Very spiffy! :shocked: Love some local storage. Thank you for sharing.

This is very cool, love it!

+1 for using Local Storage as well!

I hope you don’t mind some unsolicited thoughts on the construction of the gradient.

There are some new-ish data types that can be passed into some CSS colour functions like linear-gradient(): color interpolation method and hue interpolation method.

In short, color interpolation method gives you control over the colour space used to interpolate between colours (e.g. sRGB, HSL, OKLCH, etc.), and hue interpolation method specifies how the midpoint between the hues of colours is calculated.
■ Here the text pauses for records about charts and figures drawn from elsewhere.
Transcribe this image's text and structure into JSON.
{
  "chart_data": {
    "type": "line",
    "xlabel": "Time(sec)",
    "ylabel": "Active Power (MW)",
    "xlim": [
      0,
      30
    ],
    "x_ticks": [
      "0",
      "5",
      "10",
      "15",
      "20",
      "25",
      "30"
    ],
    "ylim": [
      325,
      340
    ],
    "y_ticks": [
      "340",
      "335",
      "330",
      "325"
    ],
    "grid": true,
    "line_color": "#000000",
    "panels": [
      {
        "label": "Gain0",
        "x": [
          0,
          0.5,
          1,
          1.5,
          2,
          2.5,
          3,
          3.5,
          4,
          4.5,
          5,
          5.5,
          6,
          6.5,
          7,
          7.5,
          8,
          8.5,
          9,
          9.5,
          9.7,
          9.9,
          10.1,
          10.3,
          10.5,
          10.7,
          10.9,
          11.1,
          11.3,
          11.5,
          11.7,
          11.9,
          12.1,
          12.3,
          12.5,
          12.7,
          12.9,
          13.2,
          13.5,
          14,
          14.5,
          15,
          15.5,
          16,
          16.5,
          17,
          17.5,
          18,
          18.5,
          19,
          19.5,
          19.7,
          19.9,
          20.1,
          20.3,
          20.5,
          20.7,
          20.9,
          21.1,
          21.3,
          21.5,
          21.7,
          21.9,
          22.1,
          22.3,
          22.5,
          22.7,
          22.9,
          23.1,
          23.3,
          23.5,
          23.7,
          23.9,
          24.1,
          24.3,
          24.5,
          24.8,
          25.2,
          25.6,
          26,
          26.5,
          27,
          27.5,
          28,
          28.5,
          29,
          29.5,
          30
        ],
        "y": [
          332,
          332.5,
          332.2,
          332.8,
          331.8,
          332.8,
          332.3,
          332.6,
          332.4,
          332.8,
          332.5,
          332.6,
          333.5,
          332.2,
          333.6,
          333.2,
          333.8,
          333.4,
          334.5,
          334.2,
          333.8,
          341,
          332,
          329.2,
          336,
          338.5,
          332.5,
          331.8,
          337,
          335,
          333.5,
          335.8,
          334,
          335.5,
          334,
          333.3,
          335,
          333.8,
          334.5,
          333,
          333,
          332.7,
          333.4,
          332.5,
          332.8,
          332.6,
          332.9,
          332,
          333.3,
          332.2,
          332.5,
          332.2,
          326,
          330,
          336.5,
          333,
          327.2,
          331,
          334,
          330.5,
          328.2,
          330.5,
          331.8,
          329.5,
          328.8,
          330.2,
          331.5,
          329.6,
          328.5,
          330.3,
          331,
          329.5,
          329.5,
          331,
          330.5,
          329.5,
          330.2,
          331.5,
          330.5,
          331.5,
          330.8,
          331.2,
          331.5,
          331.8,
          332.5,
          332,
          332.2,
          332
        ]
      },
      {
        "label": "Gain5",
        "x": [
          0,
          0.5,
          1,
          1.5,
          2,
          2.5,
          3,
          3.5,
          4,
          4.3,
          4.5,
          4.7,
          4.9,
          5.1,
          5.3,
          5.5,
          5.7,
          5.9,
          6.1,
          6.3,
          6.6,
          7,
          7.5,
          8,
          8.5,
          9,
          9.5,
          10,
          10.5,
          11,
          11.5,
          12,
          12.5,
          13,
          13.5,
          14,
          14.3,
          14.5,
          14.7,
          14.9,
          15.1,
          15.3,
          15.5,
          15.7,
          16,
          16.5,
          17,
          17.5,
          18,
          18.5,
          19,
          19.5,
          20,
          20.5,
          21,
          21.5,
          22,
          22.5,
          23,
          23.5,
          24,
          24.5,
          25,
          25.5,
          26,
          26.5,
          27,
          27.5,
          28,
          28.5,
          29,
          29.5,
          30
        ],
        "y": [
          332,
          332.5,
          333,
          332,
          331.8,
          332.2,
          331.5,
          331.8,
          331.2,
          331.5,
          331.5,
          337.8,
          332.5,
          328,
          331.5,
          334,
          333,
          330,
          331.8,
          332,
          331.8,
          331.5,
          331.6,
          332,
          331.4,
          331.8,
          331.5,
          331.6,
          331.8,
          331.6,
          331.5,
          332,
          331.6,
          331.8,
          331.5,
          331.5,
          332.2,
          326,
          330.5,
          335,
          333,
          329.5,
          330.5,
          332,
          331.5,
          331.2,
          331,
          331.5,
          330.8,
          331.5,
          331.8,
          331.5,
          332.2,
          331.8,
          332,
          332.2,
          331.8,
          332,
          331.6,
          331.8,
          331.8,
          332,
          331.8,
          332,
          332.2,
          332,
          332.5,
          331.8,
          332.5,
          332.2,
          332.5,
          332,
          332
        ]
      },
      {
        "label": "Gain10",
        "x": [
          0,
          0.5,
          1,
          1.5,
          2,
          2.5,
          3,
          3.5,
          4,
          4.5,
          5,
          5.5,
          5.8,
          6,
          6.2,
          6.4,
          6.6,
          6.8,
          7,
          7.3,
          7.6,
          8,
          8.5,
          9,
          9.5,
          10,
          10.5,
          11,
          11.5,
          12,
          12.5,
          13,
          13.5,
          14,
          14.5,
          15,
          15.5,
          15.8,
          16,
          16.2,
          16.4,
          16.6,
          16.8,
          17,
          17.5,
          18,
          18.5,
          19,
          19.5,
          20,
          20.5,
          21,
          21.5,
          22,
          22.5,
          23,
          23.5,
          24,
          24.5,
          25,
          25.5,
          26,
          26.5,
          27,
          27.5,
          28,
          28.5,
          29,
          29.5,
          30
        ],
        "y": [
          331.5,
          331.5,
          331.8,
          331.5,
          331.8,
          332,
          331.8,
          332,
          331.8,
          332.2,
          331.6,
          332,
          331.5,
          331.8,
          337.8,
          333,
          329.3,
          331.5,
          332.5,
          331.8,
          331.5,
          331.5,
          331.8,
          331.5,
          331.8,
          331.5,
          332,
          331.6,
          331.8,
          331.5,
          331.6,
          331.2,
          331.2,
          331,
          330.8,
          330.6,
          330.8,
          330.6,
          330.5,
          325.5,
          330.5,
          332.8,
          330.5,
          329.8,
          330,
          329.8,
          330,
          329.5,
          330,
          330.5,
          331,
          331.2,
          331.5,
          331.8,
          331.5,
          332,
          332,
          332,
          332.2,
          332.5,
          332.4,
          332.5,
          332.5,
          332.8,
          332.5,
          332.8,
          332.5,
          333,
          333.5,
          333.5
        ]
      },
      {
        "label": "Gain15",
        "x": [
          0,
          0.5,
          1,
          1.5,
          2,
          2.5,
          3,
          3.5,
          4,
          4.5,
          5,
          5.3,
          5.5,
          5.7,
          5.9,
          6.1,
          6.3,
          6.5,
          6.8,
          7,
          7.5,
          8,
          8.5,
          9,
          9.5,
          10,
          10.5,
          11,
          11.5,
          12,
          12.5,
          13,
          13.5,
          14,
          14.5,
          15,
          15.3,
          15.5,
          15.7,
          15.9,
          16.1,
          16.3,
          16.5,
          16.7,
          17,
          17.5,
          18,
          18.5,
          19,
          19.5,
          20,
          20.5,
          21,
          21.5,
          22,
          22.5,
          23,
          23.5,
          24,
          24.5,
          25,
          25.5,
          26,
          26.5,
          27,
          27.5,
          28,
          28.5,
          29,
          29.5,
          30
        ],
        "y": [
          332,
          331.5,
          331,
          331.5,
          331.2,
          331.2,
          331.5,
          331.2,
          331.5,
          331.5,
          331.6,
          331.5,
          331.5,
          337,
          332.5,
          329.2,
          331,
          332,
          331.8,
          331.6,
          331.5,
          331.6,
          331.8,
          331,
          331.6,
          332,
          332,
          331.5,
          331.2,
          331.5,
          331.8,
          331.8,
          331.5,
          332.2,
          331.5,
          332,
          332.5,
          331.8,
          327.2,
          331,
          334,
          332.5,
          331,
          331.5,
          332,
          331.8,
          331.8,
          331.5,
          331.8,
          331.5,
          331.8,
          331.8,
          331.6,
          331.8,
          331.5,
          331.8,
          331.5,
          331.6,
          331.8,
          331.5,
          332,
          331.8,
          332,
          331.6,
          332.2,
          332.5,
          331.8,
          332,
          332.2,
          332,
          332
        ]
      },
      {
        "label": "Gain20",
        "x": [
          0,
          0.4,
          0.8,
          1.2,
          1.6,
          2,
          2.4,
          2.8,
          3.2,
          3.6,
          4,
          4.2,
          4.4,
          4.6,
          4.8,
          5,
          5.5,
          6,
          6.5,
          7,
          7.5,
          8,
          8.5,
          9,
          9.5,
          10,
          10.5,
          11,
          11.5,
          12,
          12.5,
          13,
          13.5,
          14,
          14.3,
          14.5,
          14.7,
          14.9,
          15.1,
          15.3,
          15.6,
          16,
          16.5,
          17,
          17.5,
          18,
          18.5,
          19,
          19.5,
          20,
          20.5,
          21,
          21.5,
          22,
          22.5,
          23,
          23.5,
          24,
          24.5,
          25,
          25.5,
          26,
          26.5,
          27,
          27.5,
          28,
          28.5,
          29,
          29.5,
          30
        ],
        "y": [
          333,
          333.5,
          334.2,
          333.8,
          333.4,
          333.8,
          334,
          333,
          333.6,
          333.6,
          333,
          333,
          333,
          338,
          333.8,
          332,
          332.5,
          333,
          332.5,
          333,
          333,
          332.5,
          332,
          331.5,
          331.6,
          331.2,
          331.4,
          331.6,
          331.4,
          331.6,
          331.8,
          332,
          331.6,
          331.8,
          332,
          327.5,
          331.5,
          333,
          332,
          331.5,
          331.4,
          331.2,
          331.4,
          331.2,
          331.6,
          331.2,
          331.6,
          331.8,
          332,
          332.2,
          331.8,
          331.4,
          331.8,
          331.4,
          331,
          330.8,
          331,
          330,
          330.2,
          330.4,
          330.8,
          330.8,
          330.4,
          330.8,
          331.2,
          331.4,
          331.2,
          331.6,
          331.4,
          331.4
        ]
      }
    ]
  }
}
The hue part is pretty slick. If we imagine a colour wheel, and we wanted to create a gradient from red to red, well, we would get a solid colour as the output, i.e. the hue wouldn’t change from one end of the gradient to the other.

But by dictating a hue interpolation method of longer hue, the midpoint will be on the opposite side of red on the colour wheel, which results in the gradient sweeping through the entire colour wheel to get from red all the way to red again.

This means you can create gradients with a lot less code, e.g.

background-image: linear-gradient(in hsl longer hue, red, red);

(Here’s a CodePen to play with these values.)

Unfortunately, this doesn’t give as fine-grained control over the exact colours to interpolate between in a gradient, but it does take away the work of finding equidistant points along a gradient to interpolate between to avoid sharp changes and/or banding in a gradient—the browser does that work for you instead.

1 Like

Bookmarking this for when Firefox and Vivaldi add support for it! Always enjoy condensing code, even if it’s only a few bits.

Now I’m thinking about a way to add mobile support. Can’t press B on a smartphone, so maybe I’ll turn the B in the title banner into a secret button - not sure yet.